SUC3 was randomly split into training, validation and test sets (80:10:10). The model was trained for 30 epochs using the default Stanza settings. The accuracy on the test set is 99.18.
Lemmatizing and training
Clone Stanza and install the necessary dependencies. We improved some of the shell scripts that are used to launch Stanza, and we strongly recommend that you download them from here and put them in stanza/scripts (replacing the original scripts if necessary).

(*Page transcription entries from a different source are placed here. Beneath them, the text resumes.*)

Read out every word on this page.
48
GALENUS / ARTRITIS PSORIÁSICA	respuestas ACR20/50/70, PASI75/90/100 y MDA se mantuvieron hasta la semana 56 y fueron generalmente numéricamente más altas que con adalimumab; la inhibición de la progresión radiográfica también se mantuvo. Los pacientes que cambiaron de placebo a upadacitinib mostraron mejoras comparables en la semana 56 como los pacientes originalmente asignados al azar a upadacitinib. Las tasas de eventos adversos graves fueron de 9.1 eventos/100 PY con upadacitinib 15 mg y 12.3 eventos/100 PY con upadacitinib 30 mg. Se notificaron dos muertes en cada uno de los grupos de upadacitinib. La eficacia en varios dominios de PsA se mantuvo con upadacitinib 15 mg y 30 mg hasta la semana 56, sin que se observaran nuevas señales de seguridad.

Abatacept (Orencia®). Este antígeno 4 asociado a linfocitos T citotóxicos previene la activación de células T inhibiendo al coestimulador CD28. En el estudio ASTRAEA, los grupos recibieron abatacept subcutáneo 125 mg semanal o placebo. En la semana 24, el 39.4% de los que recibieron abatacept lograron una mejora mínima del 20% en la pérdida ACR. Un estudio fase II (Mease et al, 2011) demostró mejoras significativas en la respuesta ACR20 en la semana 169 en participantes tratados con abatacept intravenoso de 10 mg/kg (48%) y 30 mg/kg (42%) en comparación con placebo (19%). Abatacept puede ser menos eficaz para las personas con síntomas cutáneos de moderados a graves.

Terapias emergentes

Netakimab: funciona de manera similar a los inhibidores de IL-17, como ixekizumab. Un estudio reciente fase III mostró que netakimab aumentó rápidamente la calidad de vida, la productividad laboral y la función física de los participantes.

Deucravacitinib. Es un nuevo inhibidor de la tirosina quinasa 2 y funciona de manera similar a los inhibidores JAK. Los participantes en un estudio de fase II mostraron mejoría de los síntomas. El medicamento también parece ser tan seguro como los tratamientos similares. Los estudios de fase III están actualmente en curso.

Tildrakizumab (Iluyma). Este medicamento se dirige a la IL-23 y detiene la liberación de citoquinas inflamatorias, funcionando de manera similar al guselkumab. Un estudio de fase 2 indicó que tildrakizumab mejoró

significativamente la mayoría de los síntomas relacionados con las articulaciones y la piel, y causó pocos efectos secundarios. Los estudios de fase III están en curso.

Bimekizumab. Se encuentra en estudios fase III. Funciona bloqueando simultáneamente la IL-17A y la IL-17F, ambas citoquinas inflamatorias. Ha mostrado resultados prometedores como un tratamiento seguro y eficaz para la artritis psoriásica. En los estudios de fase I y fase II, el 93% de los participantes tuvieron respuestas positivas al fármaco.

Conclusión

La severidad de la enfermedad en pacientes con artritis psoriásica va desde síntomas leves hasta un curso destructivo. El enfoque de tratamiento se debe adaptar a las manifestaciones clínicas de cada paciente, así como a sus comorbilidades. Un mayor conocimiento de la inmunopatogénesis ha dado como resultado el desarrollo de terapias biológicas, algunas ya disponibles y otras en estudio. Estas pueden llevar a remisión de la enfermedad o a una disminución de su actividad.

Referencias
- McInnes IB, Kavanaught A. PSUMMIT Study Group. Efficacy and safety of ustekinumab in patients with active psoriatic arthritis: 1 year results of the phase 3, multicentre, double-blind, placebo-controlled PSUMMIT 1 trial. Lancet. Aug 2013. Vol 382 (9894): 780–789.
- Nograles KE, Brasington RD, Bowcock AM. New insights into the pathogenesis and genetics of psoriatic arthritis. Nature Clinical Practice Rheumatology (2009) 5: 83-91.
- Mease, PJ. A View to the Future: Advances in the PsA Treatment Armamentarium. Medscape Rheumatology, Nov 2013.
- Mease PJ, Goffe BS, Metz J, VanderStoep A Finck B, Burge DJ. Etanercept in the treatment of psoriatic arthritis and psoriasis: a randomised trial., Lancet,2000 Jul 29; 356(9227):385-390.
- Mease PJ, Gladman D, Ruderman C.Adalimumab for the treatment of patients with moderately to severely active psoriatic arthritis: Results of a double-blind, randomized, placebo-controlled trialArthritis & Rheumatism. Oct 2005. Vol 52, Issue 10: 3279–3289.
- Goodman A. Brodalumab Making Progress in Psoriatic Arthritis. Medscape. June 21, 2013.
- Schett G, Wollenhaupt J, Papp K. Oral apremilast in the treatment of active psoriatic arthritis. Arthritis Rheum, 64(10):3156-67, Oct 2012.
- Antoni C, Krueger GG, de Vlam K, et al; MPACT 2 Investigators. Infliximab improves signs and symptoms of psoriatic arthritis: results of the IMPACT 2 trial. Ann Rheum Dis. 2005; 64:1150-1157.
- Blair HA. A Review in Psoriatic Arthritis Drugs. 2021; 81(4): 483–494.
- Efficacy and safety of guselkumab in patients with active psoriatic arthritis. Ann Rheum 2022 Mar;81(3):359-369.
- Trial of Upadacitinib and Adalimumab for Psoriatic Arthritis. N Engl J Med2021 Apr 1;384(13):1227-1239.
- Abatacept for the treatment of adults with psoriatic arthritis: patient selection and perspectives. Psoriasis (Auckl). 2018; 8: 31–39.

Stanza was created for parsing UD treebanks in the first place and it assumes that corpora names follow the UD conventions (even if they do not follow the UD annotation scheme). For this reason, your files have to be placed in the folder stanza/corpora/UD_Language-Treebank, where
Language is the language name and
Treebank is the treebank name (e.g. UD_Swedish-Suc). The files have to be named lang_treebank-ud-set.conllu, where
lang is a two-letter code for language (sv), and
set is train, dev or test (e.g. sv_suc-ud-train.conllu).
Use a Linux-like environment. GPU is strongly recommended.
Unzip the model and place the .pt file in stanza/saved_models/lemma. Run
bash scripts/lemma.sh UD_Swedish-Suc to lemmatize a test set using a pretrained model. The output file will be created in the stanza/corpora folder.
Training your own models
bash scripts/run_lemma.sh UD_Swedish-Suc gold.